2011 Game Recaps

Marlins Steal Game 1 on Most Predictable Inning Ever

The Phillies lost to the Marlins tonight. And if you’re one for narrative in sports, or if you’re a hard determinist, the top of the seventh inning was a real doozy.

Sure, there were some extraneous bits of news in the other eight and a half innings. Phillies fan favorite Logan Morrison had two hits, including a fifth-inning solo homer. Pete Orr had a pretty good game in place of Wilson Valdez, reaching base twice and recording two brilliant defensive plays, one on the pivot of a fifth-inning double play and the other to corral a broken-bat blooper and throw out Mike Stanton at first in the eighth.

Also, Roy Oswalt again threw between 88 and 90 pitches, went six innings, and gave up two runs. However, Oswalt injured his back, it is believed, trying to bunt Orr to second in the bottom of the sixth and could not start the seventh.

It is the top of that seventh inning that is of interest tonight. With the Phillies up one, their starter, who was cruising, left with an injury. J.C. Romero came in to face Morrison, a lefty with power. Morrison hit what would have been an easy chopper to second if Romero hadn’t deflected the ball, which was headed straight for a charging Pete Orr, into no-man’s land. Instead, the Marlins had the tying run on and no one out, and instead of bringing in one of his top relievers, Charlie Manuel opted for Danys Baez, who, predictably, loaded the bases.
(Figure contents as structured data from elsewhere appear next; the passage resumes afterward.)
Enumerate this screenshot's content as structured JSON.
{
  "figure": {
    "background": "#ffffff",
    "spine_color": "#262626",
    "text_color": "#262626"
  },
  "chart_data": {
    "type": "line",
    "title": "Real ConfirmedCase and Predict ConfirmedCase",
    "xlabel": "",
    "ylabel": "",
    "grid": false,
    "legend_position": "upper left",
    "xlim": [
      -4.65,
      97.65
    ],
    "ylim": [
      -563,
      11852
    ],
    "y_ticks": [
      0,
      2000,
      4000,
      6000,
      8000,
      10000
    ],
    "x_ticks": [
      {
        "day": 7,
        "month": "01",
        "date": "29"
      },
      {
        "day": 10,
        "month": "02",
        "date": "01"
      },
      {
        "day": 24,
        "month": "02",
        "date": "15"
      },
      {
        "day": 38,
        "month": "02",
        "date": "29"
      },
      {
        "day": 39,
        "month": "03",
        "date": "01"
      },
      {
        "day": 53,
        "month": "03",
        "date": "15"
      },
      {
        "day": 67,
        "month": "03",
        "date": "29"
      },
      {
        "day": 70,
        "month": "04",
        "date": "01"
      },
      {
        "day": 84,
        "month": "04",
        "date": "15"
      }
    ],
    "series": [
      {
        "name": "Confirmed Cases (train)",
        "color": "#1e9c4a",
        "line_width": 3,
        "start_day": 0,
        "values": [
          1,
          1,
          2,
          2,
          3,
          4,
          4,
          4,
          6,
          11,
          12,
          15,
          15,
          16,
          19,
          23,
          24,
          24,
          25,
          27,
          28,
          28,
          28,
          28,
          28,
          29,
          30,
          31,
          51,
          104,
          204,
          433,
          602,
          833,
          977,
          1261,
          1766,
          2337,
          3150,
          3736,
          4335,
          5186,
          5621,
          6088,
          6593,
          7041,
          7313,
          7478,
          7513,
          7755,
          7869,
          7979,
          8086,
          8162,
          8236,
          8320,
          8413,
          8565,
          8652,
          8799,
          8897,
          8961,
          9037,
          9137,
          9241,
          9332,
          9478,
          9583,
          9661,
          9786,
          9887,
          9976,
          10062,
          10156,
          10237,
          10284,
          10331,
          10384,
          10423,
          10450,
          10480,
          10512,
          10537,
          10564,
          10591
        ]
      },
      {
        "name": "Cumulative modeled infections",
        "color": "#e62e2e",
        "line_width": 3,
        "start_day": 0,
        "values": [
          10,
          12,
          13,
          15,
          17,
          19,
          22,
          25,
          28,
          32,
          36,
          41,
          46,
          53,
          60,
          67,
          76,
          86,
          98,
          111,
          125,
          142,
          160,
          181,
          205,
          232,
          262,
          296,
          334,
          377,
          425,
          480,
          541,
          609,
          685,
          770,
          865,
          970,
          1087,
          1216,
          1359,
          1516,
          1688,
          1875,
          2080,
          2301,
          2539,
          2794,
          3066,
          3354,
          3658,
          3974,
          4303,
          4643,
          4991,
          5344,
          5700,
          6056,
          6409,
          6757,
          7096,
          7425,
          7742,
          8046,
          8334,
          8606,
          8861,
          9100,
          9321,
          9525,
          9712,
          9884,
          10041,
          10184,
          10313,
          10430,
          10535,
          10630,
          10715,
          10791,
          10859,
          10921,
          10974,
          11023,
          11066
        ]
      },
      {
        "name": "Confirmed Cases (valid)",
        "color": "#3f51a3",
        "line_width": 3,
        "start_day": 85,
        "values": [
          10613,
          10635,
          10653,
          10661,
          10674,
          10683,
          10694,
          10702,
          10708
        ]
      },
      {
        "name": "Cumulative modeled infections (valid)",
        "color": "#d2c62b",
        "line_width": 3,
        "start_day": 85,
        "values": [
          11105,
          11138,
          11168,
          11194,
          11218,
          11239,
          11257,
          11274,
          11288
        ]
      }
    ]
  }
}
Then, of all people to stride out of the dugout, was Greg Dobbs.

Yes, the selfsame Greg Dobbs who led the NL in pinch hits in 2008, then put up a .221/.273/.356 his last two years in Philly, much to the annoyance of Phillies fans. Dobbs, in a moment of almost literary irony and almost Calvinist predictability, hit a two-run single to left to plate Morrison and Gaby Sanchez. It was only then, after the damage had been done, that Uncle Cholly reached into his bag of bullpen arms and pulled out a reliable relief pitcher. And when he did, Antonio Bastardo predictably only needed five pitches to record two outs with two men on.